O Relógio, o Santo e o Homem do Povo
Há histórias que o tempo não apaga, transforma em lenda. E a de Valdemar de Almeida é uma dessas, vivida entre o riso fácil, a fé inabalável e o trabalho honesto que moldou gerações porto-felicenses.
Nascido em 4 de maio de 1926, em Porto Feliz, Valdemar cresceu nos tempos em que a cidade girava ao redor das chaminés da Usina de Açúcar União São Paulo, uma das mais importantes do Brasil. Era a usina que fazia o vapor subir e a economia acontecer, junto da Tecelagem Nossa Senhora Mãe dos Homens, dois pilares da vida operária que sustentaram o progresso da cidade por muitas décadas. Foi ali que ele trabalhou durante toda a vida, até se aposentar, com a dignidade de quem fez do suor o próprio legado.

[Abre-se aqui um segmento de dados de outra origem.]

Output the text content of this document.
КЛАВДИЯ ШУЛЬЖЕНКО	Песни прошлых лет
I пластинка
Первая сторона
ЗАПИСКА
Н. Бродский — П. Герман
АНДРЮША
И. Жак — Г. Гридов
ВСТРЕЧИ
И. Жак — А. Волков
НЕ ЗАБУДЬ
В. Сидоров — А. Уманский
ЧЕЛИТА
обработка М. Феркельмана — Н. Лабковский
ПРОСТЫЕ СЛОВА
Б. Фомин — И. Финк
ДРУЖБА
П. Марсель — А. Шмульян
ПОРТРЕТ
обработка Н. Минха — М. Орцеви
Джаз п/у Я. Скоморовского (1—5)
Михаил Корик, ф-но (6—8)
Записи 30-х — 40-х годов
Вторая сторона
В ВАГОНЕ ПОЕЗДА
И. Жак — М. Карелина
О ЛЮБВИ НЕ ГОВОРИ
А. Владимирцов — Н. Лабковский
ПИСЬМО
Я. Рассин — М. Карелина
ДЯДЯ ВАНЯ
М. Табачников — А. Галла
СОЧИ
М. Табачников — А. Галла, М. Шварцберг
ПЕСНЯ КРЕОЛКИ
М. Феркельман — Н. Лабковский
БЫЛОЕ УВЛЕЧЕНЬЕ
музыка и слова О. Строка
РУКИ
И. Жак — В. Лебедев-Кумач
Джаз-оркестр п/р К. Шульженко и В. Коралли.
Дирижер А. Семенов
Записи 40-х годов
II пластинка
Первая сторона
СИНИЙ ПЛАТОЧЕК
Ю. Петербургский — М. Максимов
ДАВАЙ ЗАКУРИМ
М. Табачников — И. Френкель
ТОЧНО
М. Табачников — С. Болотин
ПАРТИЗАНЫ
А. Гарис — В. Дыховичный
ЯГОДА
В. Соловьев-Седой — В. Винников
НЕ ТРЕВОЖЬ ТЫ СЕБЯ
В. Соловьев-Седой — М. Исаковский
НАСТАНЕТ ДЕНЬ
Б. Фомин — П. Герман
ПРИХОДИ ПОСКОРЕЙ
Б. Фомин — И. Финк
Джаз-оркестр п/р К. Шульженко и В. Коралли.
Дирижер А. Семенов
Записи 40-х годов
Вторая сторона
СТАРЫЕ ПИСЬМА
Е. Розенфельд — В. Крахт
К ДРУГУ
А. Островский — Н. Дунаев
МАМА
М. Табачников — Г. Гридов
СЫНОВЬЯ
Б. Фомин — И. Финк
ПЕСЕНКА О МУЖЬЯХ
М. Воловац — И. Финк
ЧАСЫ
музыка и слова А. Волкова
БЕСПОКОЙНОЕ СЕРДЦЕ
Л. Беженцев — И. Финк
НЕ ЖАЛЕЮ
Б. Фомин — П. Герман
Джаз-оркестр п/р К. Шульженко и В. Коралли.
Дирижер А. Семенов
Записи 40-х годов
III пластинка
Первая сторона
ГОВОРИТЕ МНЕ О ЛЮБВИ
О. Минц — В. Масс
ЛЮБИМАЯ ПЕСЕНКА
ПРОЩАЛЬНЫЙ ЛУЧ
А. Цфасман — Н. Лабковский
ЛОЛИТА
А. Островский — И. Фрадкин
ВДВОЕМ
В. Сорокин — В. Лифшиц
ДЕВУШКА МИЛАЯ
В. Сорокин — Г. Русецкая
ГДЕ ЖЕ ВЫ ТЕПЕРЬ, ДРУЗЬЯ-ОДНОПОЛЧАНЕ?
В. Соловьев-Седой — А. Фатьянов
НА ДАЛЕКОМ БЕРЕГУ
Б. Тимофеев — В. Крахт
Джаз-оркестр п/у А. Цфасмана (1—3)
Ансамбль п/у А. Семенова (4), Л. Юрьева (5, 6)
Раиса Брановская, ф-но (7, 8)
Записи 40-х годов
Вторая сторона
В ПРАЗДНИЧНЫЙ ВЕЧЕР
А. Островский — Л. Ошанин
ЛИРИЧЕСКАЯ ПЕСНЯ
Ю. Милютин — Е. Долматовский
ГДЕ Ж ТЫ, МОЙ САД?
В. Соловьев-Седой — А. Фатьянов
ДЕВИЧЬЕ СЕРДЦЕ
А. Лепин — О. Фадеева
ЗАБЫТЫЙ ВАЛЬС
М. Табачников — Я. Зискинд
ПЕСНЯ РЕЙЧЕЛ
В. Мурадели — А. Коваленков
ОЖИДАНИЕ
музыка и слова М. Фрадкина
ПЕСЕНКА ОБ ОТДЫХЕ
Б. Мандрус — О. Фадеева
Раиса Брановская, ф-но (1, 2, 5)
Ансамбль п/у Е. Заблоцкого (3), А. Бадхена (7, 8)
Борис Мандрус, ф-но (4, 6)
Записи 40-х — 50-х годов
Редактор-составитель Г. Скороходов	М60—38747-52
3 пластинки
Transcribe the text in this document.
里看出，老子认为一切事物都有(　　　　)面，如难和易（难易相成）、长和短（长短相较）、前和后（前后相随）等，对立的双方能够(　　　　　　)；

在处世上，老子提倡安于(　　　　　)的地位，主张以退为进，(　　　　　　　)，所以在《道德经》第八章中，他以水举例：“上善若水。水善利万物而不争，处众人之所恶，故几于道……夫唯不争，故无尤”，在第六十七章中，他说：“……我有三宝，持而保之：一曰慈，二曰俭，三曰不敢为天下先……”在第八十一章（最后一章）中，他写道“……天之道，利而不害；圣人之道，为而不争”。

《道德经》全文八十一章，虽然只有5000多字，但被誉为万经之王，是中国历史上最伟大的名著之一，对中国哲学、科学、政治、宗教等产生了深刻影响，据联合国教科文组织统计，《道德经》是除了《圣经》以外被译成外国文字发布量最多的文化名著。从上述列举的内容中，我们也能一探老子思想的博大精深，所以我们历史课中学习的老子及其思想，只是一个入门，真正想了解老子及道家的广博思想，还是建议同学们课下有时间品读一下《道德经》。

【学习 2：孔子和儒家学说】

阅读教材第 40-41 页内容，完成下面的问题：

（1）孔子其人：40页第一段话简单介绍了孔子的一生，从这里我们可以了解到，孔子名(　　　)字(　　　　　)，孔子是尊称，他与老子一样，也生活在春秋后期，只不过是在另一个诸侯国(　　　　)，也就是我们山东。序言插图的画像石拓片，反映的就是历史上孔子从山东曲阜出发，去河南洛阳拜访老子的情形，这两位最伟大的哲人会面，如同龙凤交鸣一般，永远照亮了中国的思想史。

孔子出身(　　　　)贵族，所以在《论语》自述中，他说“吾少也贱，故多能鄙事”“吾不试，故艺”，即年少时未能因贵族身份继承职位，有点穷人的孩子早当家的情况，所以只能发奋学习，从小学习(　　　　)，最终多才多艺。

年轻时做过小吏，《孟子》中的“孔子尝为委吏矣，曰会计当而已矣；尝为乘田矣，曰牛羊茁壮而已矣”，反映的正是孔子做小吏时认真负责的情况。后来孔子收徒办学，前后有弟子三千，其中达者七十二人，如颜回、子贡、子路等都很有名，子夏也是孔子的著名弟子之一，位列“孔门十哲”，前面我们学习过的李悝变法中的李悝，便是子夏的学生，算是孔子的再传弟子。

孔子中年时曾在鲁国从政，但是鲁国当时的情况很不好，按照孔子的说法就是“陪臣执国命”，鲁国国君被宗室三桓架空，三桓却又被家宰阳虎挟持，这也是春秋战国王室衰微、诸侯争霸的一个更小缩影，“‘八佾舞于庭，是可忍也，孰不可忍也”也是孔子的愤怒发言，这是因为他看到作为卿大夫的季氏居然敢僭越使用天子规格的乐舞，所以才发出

E foi nas voltas que os jovens de sua época davam na praça da Matriz que o destino lhe apresentou Romilda Ferraz de Almeida, sua companheira de vida, fé e luta. Casaram-se e criaram dois filhos, Wilson, conhecido como Pipa, e Vanilda, construindo juntos uma história feita de sacrifícios e conquistas. A casinha simples na Rua Albertin, com seus três cômodos, foi sendo ampliada pouco a pouco, tornando-se um símbolo concreto do esforço de uma família que acreditava no trabalho e na união.
Mas Valdemar não se limitava ao lar ou à fábrica. Ele era presença ativa nas festas, nos campos e na fé do povo. Presidiu o Esporte Clube União, animou os jogos e ajudou a manter viva a chama esportiva da cidade. Ao lado de Romilda, foi membro do grupo dos Formiguinhas, comunidade religiosa ligada à Igreja de São Benedito que recolhia latas, papelão e doações para ajudar nas obras e eventos da igreja. Durante as tradicionais Festas de Agosto, o casal cuidava da barraca de espetinhos, sempre cheios de gargalhadas e boa conversa.
Foi desse espírito engajado e bem-humorado que nasceu um dos episódios mais famosos de sua vida: o lendário “sequestro” do santo. Em um gesto simbólico, os Formiguinhas transferiram a imagem de São Benedito da Igreja Matriz para a sua capela, numa ação que misturava fé, protesto e alegria popular. A cidade inteira comentou, e Valdemar virou parte viva do folclore portofelicense como o homem que desafiou o temível Cônego Padre Ghizzi sem medo!
Mas o auge de sua trajetória veio em 1985, quando Porto Feliz parou diante da televisão para vê-lo participar do programa Porta da Esperança, de Silvio Santos. O pedido? Um relógio para a Igreja de São Benedito. E conseguiu! O momento, assistido com emoção por toda a cidade, marcou a consagração pública de sua devoção e de seu amor pela comunidade. Valdemar voltava de São Paulo como um herói simples, levando consigo o símbolo do tempo, o mesmo tempo que ele sempre usou a favor da fé e do bem coletivo.
Faleceu em 23 de dezembro de 1987, vítima de um infarto, nos braços de sua esposa Romilda, encerrando uma vida que foi, do começo ao fim, um testemunho de amor. Marido exemplar, pai dedicado, amigo leal.
A igreja de São Benedito guarda em sua torre um pouco do riso e da determinação de Valdemar. Sua memória permanece viva na lembrança do povo, no cheiro do churrasquinho das barracas em dias de festas, nas histórias que atravessam gerações e no relógio que ainda marca o tempo de uma fé construída com o coração. Porque gente como Valdemar de Almeida não passa: permanece.